19Les deux volumes de Luca Basso : Socialità e isolamento : la singolarità in Marx[46], de 2008, et Agire in comune. Antropologia e politica nell’ultimo Marx[47](de 2012, sont aussi consacrés à une interprétation globale de l’œuvre de Marx. Le point de départ du premier volume est le concept de singularité, terme qui n’appartient pas au vocabulaire de Marx, mais que l’auteur puise dans la philosophie française contemporaine, en l’utilisant comme un réactif chimique pour produire des effets interprétatifs nouveaux : « la raison pour laquelle l’utilisation de la catégorie [de singularité] se révèle productive réside dans le fait qu’elle permet, à l’intérieur du dispositif marxien, de souligner l’élément de l’épanouissement individuel, en mettant à la fois en lumière sa distance par rapport à la conception moderne de l’individualité [48] ». Le concept de singularité permet de contourner l’opposition moderne entre atomisme et holisme, en mettant en valeur la dimension de la relationnalité. Le concept de singularité doit alors être pensé en connexion étroite avec celui de transindividualité (que Basso reprend de Simondon, à travers la médiation de Balibar), dans la mesure où celui-ci indique le primat des rapports sur les individus. Cependant, Basso souligne avec force que cette conception ne doit pas hypostasier l’élément de la relation : « la singularité est unique, irréductible à un modèle universel, [toujours] connecté avec une situation et un contexte déterminés [49] ». La singularité doit donc être pensée, non seulement à travers la catégorie de relation, mais aussi à travers celles de contingence et de conflit : voilà pourquoi le discours sur la singularité est traversé, de part à l’autre, par un « penser dans la conjoncture », dont la nature est constitutivement « polémique ».

20À la lumière de ces coordonnées théoriques, Basso trace un parcours dans l’œuvre de Marx qui va de l’Idéologie allemande aux Grundrisse. Dans la première, Basso saisit un élément fondamental de discontinuité avec la production théorique précédente : « la modalité par laquelle l’Individuum est conçu dans l’Idéologie allemande, avec son insertion dans une activité productive déterminée, et donc, dans un contexte spécifique, social et politique, constitue un dépassement de la position précédente […] centrée sur l’homme, dans sa connexion avec l’étant générique [50] ». Or, la conquête de la Bestimmung en tant que centre conceptuel du discours sur l’Individuum est, certes, théorique, mais elle ne peut être comprise qu’en relation avec la conjoncture politique : elle émerge, d’après Basso, de la confrontation marxienne avec la sphère pratique, avec la lutte politique, dans laquelle la révolte des tisserands silésiens et le mouvement chartiste jouent un rôle primaire.
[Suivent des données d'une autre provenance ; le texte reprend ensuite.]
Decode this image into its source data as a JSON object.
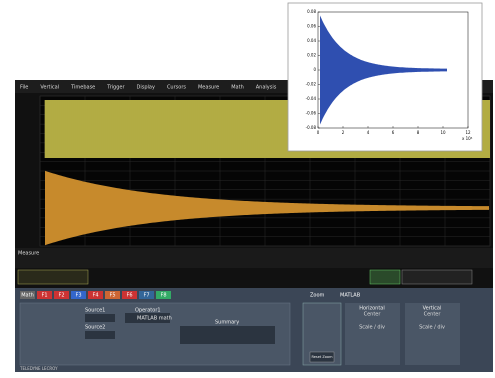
{
  "menu": [
    "File",
    "Vertical",
    "Timebase",
    "Trigger",
    "Display",
    "Cursors",
    "Measure",
    "Math",
    "Analysis"
  ],
  "measure_title": "Measure",
  "tabs": [
    "Math",
    "F1",
    "F2",
    "F3",
    "F4",
    "F5",
    "F6",
    "F7",
    "F8"
  ],
  "right_tabs": [
    "Zoom",
    "MATLAB"
  ],
  "dialog": {
    "source1": "Source1",
    "source2": "Source2",
    "operator": "Operator1",
    "operator_value": "MATLAB math",
    "summary": "Summary",
    "horizontal": "Horizontal",
    "vertical": "Vertical",
    "center": "Center",
    "scale": "Scale / div",
    "reset": "Reset Zoom"
  },
  "brand": "TELEDYNE LECROY",
  "inset_plot": {
    "xlim": [
      0,
      12
    ],
    "ylim": [
      -0.08,
      0.08
    ],
    "xticks": [
      0,
      2,
      4,
      6,
      8,
      10,
      12
    ],
    "yticks": [
      0.08,
      0.06,
      0.04,
      0.02,
      0,
      -0.02,
      -0.04,
      -0.06,
      -0.08
    ],
    "x_exponent": "x 10⁴"
  }
}
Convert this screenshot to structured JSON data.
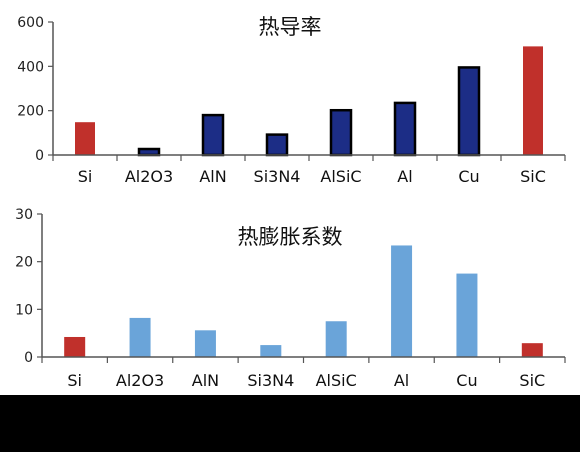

L’élaboration théorique de ces expériences politiques pousse non seulement Marx au-delà de la solution feuerbachienne du rapport individu-collectivité, mais le préserve aussi de toute substantialisation ontologique ou sociologique du prolétariat : le prolétariat s’individualise à travers un agir commun dans une conjoncture conflictuelle. De telle façon que l’être en commun ne s’hypostasie pas dans la communauté, il est toujours in fieri, toujours suspendu aux modalités concrètes des unions des travailleurs et de leurs pratiques de lutte.

21Ce thème est repris dans les Grundrisse sur un plan nouveau, celui de la critique de l’économie politique. Or, selon Basso il ne faut pas lire cet ouvrage, véritable work in progress, selon des modules dialectiques, d’ailleurs présents, si l’on ne veut pas risquer de manquer la signification théorique et politique de la réflexion marxienne : l’universalité partisane du prolétariat se soustrait à n’importe quelle dialectique. De la critique de l’économie politique on ne peut pas déduire une politique, car la politique se donne toujours dans l’élément de la contingence. À partir de ce cadre, Basso met en valeur la centralité du concept d’individualité dans son ambivalence structurelle : en effet « autant la société, en tant que complexe articulé de rapports, que l’individualité, entendue au sens fort, constituent pour Marx des signes distinctifs du capitalisme, le vrai novum par rapport au passé. […] À partir du fait que la société bourgeoise se configure comme la “dépendance mutuelle et généralisée des individus réciproquement indifférents”, le rapport social présente l’isolement individuel comme étant son côté autre [51] ». Autrement dit, l’individu n’est pas une base ontologique de la société capitaliste, mais son effet historique, effet ambivalent, qui contient en soi, non seulement les caractères de l’assujettissement du travail vivant à la valorisation capitaliste, mais aussi des potentialités politiques conflictuelles. Certes, dans l’Idéologie allemande, et aussi dans les Grundrisse, on trouve des éléments qui peuvent être ramenés à une philosophie de l’histoire.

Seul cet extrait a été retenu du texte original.